Reports the NYT. Commentary by Mollie Hemingway:
Mollie: This is the most interesting paragraph in the New York Times article:
When Mr. Hefner created the magazine, which featured Marilyn Monroe on its debut cover in 1953, he did so to please himself. ‘If you’re a man between the ages of 18 and 80, Playboy is meant for you,’ he said in his first editor’s letter. ‘We enjoy mixing up cocktails and an hors d’oeuvre or two, putting a little mood music on the phonograph, and inviting in a female acquaintance for a quiet discussion on Picasso, Nietzsche, jazz, sex …’
This was the advertisement for the product he sold. The reality, of course, was very different. By the end of his life—for at least the last few decades, really—Hefner’s lady friends were bought off with drugs, nice digs, and a chance at fame, later telling stories about how much they detested what they had to do in exchange for those things. They weren’t in a position to discuss Picasso, Nietzsche, or jazz any more than Hefner could.
He may have thought that his vision of sexual libertinism would please himself but only the most adolescent of men would believe that he achieved that. It’s a great morality tale about what happens when you throw off received knowledge about something as important and foundational as sex. Sex is much more complicated than Hefner’s commercial product suggested and pretending otherwise was a good way to end up extremely lonely, if not diseased.
On some level, the image of manhood and sexuality that Hefner was selling was always contradictory. You don’t get to be a cultured and refined modern man without exercising judgment and self restraint, but the sexual revolution that Hefner helped kickstart encouraged men and women to abandon the very inhibitions that helped make sex so alluring in the first place.
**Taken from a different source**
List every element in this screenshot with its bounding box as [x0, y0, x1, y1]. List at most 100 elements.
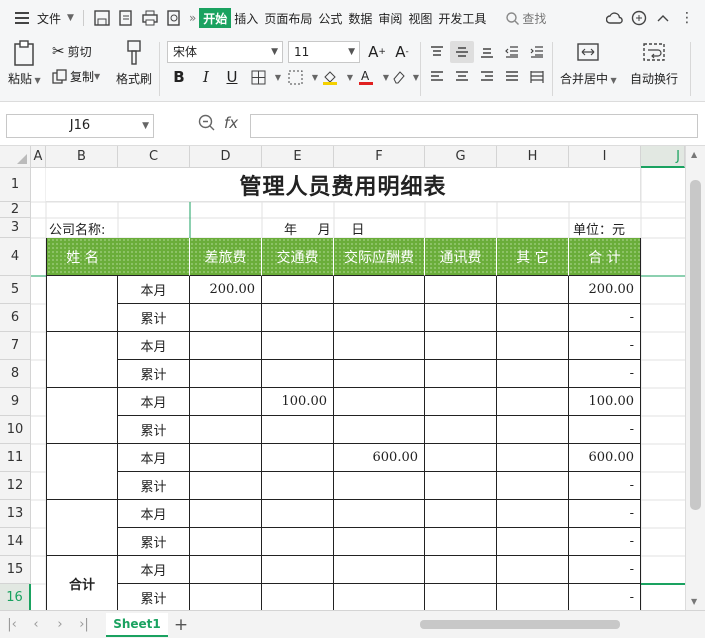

Hefner suggested that the complete male was a man who appreciated the finer things in life. In this view, women were just one of the many consumer goods that a gentlemen would appreciate. But such a view is profoundly demeaning to women and, it turns out, even worse for men. Hefner threw away the intimacy and drama of monogamy for what was supposed to be the excitement and fulfillment of easy sex.
The lack of any naked ladies in the pages of Playboy is a perfect description of where sexual libertinism actually leads.